City in the Mexican state of Guerrero

San Miguel Totolapan is a city and seat of the municipality of San Miguel Totolapan, in the state of Guerrero, southern Mexico.

In 2020, the total population of San Miguel Totolapan was 24,139 inhabitants, with 50.8% women, and 49.2% men. The age ranges that concentrated the largest population were 0 to 4 years (2,984 inhabitants), 5 to 9 years (2,870 inhabitants), and 10 to 14 years (2,672 inhabitants). Among them, they concentrated 35.3% of the total population. Due to low population number, as well as other issues, San Miguel Totolapan’s urban sprawl has been fairly poor with the city registering a 5.8 on the SNDi index, meaning the streets are not well connected and this affects the livability and environmental footprint for decades and centuries to come as well as affecting health, the environment, overconsumption, social segregation, and equity. This could and probably is a contributing factor of the economy and its subsequent poverty figures. Figures taken in 2020 that show 42.6% of the population being in moderate poverty and 41.7% being in extreme poverty.

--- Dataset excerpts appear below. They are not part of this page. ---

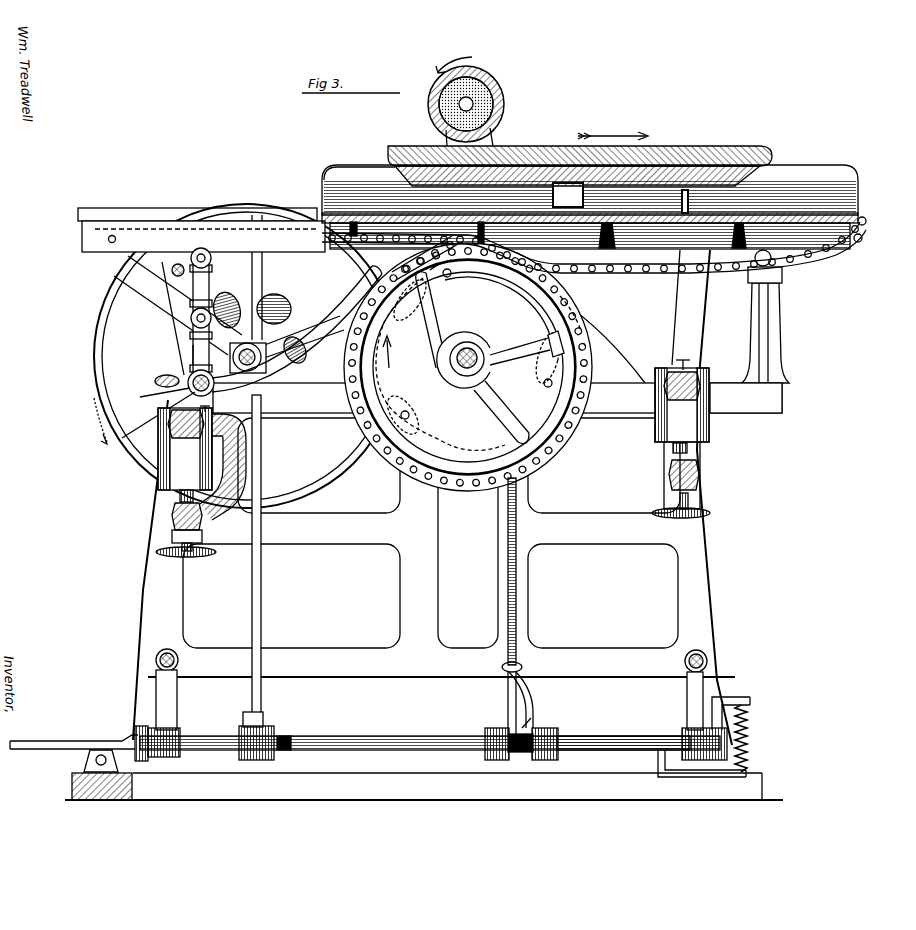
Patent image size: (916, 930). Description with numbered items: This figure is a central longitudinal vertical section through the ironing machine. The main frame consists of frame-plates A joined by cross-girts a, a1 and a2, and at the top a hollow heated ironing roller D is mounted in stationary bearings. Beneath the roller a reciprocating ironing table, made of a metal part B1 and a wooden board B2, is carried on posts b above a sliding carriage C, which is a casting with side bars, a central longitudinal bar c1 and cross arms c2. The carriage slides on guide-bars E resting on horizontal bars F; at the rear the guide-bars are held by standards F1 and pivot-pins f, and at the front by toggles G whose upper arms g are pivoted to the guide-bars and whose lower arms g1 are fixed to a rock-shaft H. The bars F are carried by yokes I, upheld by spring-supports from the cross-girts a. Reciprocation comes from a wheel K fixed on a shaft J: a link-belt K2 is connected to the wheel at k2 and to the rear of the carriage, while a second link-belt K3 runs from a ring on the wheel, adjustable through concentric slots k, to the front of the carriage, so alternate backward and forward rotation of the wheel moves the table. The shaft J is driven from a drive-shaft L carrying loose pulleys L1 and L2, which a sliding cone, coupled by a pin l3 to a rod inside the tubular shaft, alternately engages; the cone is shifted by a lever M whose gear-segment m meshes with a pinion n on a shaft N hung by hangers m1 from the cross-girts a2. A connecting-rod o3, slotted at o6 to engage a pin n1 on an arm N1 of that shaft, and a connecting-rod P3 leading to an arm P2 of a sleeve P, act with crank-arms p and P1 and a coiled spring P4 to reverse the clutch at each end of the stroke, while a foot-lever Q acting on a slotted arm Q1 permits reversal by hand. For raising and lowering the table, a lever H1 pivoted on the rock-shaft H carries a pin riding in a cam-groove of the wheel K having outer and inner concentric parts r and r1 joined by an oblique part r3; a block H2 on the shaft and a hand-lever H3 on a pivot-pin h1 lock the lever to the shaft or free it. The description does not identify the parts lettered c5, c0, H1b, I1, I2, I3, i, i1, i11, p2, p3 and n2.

The frame-plates A is at (424, 501).
The ironing or smoothing roller D is at (510, 100).
The cross-girt a is at (440, 140).
The wooden part or board B2 is at (572, 138).
The metal part of the table B1 is at (748, 184).
The posts b is at (627, 198).
The sliding carriage C is at (590, 190).
The carriage end c5 is at (359, 173).
The central longitudinal bar c1 is at (490, 215).
The cross bars or arms c2 is at (580, 240).
The roller c' c0 is at (100, 243).
The guide-bars E is at (203, 236).
The loose pulley L2 is at (237, 356).
The loose pulley L1 is at (260, 328).
The drive-shaft L is at (242, 358).
The pin l3 is at (248, 349).
The toggles G is at (173, 318).
The cross-girt a1 is at (172, 270).
The cross-pieces or yokes I is at (497, 398).
The upper toggle-arms g is at (210, 280).
The lower toggle-arms g1 is at (193, 351).
The vertical pivot-pin h1 is at (191, 382).
The hand-lever H3 is at (155, 381).
The rock-shaft H is at (156, 395).
The block or arm H2 is at (158, 415).
The arm H' H1b is at (312, 346).
The worm housing I1 is at (433, 429).
The shaft I2 is at (178, 492).
The nut I3 is at (180, 503).
The hand wheel i is at (157, 552).
The pin i1 is at (205, 401).
The pin i11 is at (682, 357).
The lever H1 is at (248, 468).
The standards F1 is at (776, 330).
The pivot-pins f is at (771, 260).
The horizontal bars F is at (746, 398).
The lever M is at (263, 534).
The link-belt K2 is at (640, 274).
The link-belt K3 is at (574, 290).
The wheel or pulley K is at (468, 367).
The concentric slots k is at (441, 258).
The connection point k2 is at (388, 368).
The cam-groove part r3 is at (431, 320).
The arm p3 is at (520, 347).
The roller block p2 is at (560, 344).
The outer concentric cam-groove part r is at (524, 314).
The inner concentric cam-groove part r1 is at (463, 360).
The shaft J is at (463, 371).
The shaft N is at (398, 724).
The sleeve P is at (610, 736).
The gear-segment m is at (260, 715).
The pinion n is at (272, 758).
The cross-girts a2 is at (178, 660).
The hangers m1 is at (177, 703).
The bearing n2 is at (437, 734).
The slotted arm Q1 is at (143, 762).
The foot-lever Q is at (66, 741).
The connecting-rod o3 is at (508, 580).
The connecting-rod P3 is at (530, 700).
The slot o6 is at (504, 703).
The rigid arm N1 is at (493, 735).
The pin n1 is at (535, 714).
The rigid arm P2 is at (550, 733).
The crank-arm P1 is at (736, 697).
The coiled spring P4 is at (750, 738).
The crank-arm p is at (706, 778).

The Cuitlatec language, now extinct, used to be spoken in San Miguel Totolapan. Juana Can, the last speaker of Cuitlatec, is believed to have died in San Miguel Totolapan in the 1960s.

On 5 October 2022 members of the Los Tequileros criminal gang opened fire on the town hall, killing eighteen people, including the mayor Conrado Mendoza Almeda and his father.